Francis vit sans sa compagne, dans le coma après le drame de Strépy : “Notre vie s’est arrêtée il y a deux mois”

Plus de deux mois après l’incident, le chauffeur qui a fauché un groupe de Gilles à Strépy-Braquegnies repasse devant la salle du Conseil. Les événements ont eu lieu le 20 mars. Il a fait 6 morts et une trentaine de blessés. Les victimes sont mises en contact par l’intermédiaire d’une association. Ses souffrances sont encore bien vivantes.

Francis vit sans sa compagne depuis plus de deux mois. L’enseignant de l’école communale est tombé dans le coma à la suite du drame. “On est liés à la santé de Christine. Quand elle va un peu mieux, on va mieux, et quand elle va mal, on va mal. Je n’ai plus de vie. Notre vie s’est arrêtée il y a deux ans. Des mois”, Francis témoigné.

Il y a des moments assez douloureux

Le conseiller Antonio Gava était également présent à la procession. Physiquement remis, il n’arrive pas à oublier ce qu’il a vu ce matin-là : « Il y a des flashbacks qui reviennent comme pour tout le monde. des souvenirs reviennent. Malheureusement, ça revient, surtout quand on passe devant la salle parce que j’ai une famille qui habite là-bas. Je vais à la salle de sport. Et il y a des moments où c’est assez pénible.”

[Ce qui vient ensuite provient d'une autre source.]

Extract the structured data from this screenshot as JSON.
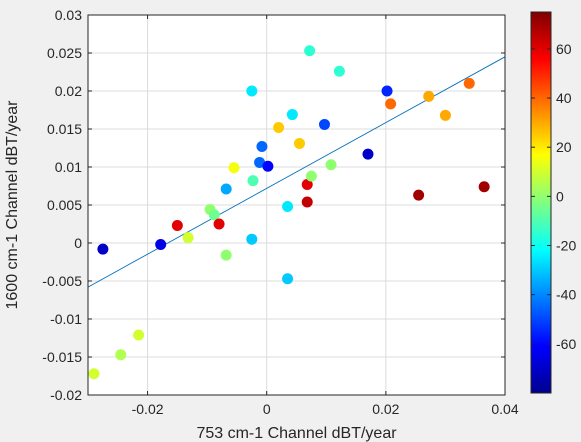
{
  "chart_data": {
    "type": "scatter",
    "xlabel": "753 cm-1 Channel dBT/year",
    "ylabel": "1600 cm-1 Channel dBT/year",
    "xlim": [
      -0.03,
      0.04
    ],
    "ylim": [
      -0.02,
      0.03
    ],
    "xticks": [
      -0.02,
      0,
      0.02,
      0.04
    ],
    "xtick_labels": [
      "-0.02",
      "0",
      "0.02",
      "0.04"
    ],
    "yticks": [
      -0.02,
      -0.015,
      -0.01,
      -0.005,
      0,
      0.005,
      0.01,
      0.015,
      0.02,
      0.025,
      0.03
    ],
    "ytick_labels": [
      "-0.02",
      "-0.015",
      "-0.01",
      "-0.005",
      "0",
      "0.005",
      "0.01",
      "0.015",
      "0.02",
      "0.025",
      "0.03"
    ],
    "grid": true,
    "colorbar": {
      "colormap": "jet",
      "range": [
        -80,
        75
      ],
      "ticks": [
        -60,
        -40,
        -20,
        0,
        20,
        40,
        60
      ],
      "tick_labels": [
        "-60",
        "-40",
        "-20",
        "0",
        "20",
        "40",
        "60"
      ]
    },
    "fit_line": {
      "color": "#0072bd",
      "points": [
        [
          -0.03,
          -0.0058
        ],
        [
          0.04,
          0.0245
        ]
      ]
    },
    "points": [
      {
        "x": -0.029,
        "y": -0.0172,
        "c": 10
      },
      {
        "x": -0.0245,
        "y": -0.0147,
        "c": 5
      },
      {
        "x": -0.0215,
        "y": -0.0121,
        "c": 10
      },
      {
        "x": -0.0275,
        "y": -0.0008,
        "c": -70
      },
      {
        "x": -0.0178,
        "y": -0.0002,
        "c": -65
      },
      {
        "x": -0.015,
        "y": 0.0023,
        "c": 60
      },
      {
        "x": -0.0132,
        "y": 0.0007,
        "c": 10
      },
      {
        "x": -0.0095,
        "y": 0.0044,
        "c": 0
      },
      {
        "x": -0.0088,
        "y": 0.0037,
        "c": -5
      },
      {
        "x": -0.008,
        "y": 0.0025,
        "c": 60
      },
      {
        "x": -0.0068,
        "y": -0.0016,
        "c": 0
      },
      {
        "x": -0.0068,
        "y": 0.0071,
        "c": -35
      },
      {
        "x": -0.0055,
        "y": 0.0099,
        "c": 15
      },
      {
        "x": -0.0025,
        "y": 0.02,
        "c": -25
      },
      {
        "x": -0.0025,
        "y": 0.0005,
        "c": -30
      },
      {
        "x": -0.0023,
        "y": 0.0082,
        "c": -10
      },
      {
        "x": -0.0012,
        "y": 0.0106,
        "c": -45
      },
      {
        "x": -0.0008,
        "y": 0.0127,
        "c": -45
      },
      {
        "x": 0.0002,
        "y": 0.0101,
        "c": -60
      },
      {
        "x": 0.002,
        "y": 0.0152,
        "c": 25
      },
      {
        "x": 0.0035,
        "y": 0.0048,
        "c": -25
      },
      {
        "x": 0.0035,
        "y": -0.0047,
        "c": -30
      },
      {
        "x": 0.0043,
        "y": 0.0169,
        "c": -25
      },
      {
        "x": 0.0055,
        "y": 0.0131,
        "c": 25
      },
      {
        "x": 0.0068,
        "y": 0.0077,
        "c": 60
      },
      {
        "x": 0.0068,
        "y": 0.0054,
        "c": 65
      },
      {
        "x": 0.0072,
        "y": 0.0253,
        "c": -15
      },
      {
        "x": 0.0075,
        "y": 0.0088,
        "c": 0
      },
      {
        "x": 0.0097,
        "y": 0.0156,
        "c": -50
      },
      {
        "x": 0.0108,
        "y": 0.0103,
        "c": 0
      },
      {
        "x": 0.0122,
        "y": 0.0226,
        "c": -15
      },
      {
        "x": 0.017,
        "y": 0.0117,
        "c": -70
      },
      {
        "x": 0.0202,
        "y": 0.02,
        "c": -55
      },
      {
        "x": 0.0208,
        "y": 0.0183,
        "c": 40
      },
      {
        "x": 0.0255,
        "y": 0.0063,
        "c": 70
      },
      {
        "x": 0.0272,
        "y": 0.0193,
        "c": 30
      },
      {
        "x": 0.03,
        "y": 0.0168,
        "c": 30
      },
      {
        "x": 0.034,
        "y": 0.021,
        "c": 40
      },
      {
        "x": 0.0365,
        "y": 0.0074,
        "c": 70
      }
    ]
  }
}
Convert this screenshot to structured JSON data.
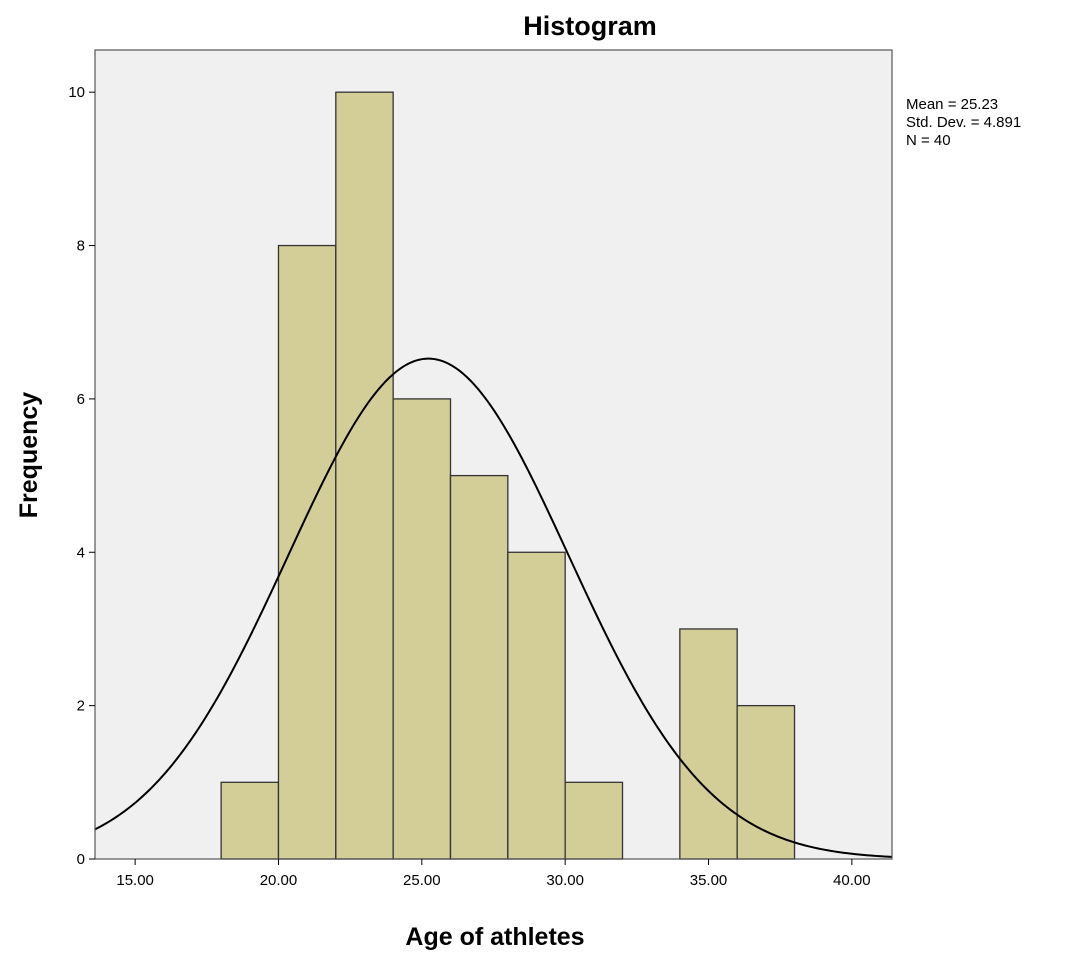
{
  "chart_data": {
    "type": "bar",
    "title": "Histogram",
    "xlabel": "Age of athletes",
    "ylabel": "Frequency",
    "bins": [
      {
        "start": 18,
        "end": 20,
        "count": 1
      },
      {
        "start": 20,
        "end": 22,
        "count": 8
      },
      {
        "start": 22,
        "end": 24,
        "count": 10
      },
      {
        "start": 24,
        "end": 26,
        "count": 6
      },
      {
        "start": 26,
        "end": 28,
        "count": 5
      },
      {
        "start": 28,
        "end": 30,
        "count": 4
      },
      {
        "start": 30,
        "end": 32,
        "count": 1
      },
      {
        "start": 34,
        "end": 36,
        "count": 3
      },
      {
        "start": 36,
        "end": 38,
        "count": 2
      }
    ],
    "x_ticks": [
      15,
      20,
      25,
      30,
      35,
      40
    ],
    "x_tick_labels": [
      "15.00",
      "20.00",
      "25.00",
      "30.00",
      "35.00",
      "40.00"
    ],
    "y_ticks": [
      0,
      2,
      4,
      6,
      8,
      10
    ],
    "y_tick_labels": [
      "0",
      "2",
      "4",
      "6",
      "8",
      "10"
    ],
    "xlim": [
      13.6,
      41.4
    ],
    "ylim": [
      0,
      10.55
    ],
    "normal_curve": {
      "mean": 25.23,
      "sd": 4.891,
      "n": 40,
      "bin_width": 2
    },
    "stats_labels": [
      "Mean = 25.23",
      "Std. Dev. = 4.891",
      "N = 40"
    ],
    "grid": false,
    "colors": {
      "bar_fill": "#d3ce97",
      "bar_stroke": "#333333",
      "plot_background": "#f0f0f0",
      "curve": "#000000"
    }
  }
}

Chaque fois que le sort de l’auteur présumé est évoqué en salle du Conseil, cela reste un épisode difficile à vivre. “C’est plutôt cool, ce serait plutôt inapproprié de le voir dehors”, a déclaré Antonio Gava.

Une volonté de changer la loi

Parallèlement au soutien quotidien qu’il apporte à son coéquipier, Francis se bat avec Antonio pour faire changer la loi face aux speeders. Selon lui, l’idée d’une licence à points, comme l’a récemment commenté le gouvernement fédéral, ne suffit pas.

Non, ce n’était pas un accident

“Si vous croisez un enfant sur un passage pour piétons, que vous êtes ivre, drogué, en excès de vitesse, et que vous vous écrasez et fuyez, vous risquez un maximum d’un an de prison au tribunal de police.” C’est ce que nous voulons C’est ce qui s’est passé ici… Non, ce n’était pas un accident”, insiste Francis.

L’idée défendue s’inspire du système français avec des sanctions routières plus ou moins sévères, selon les circonstances aggravantes.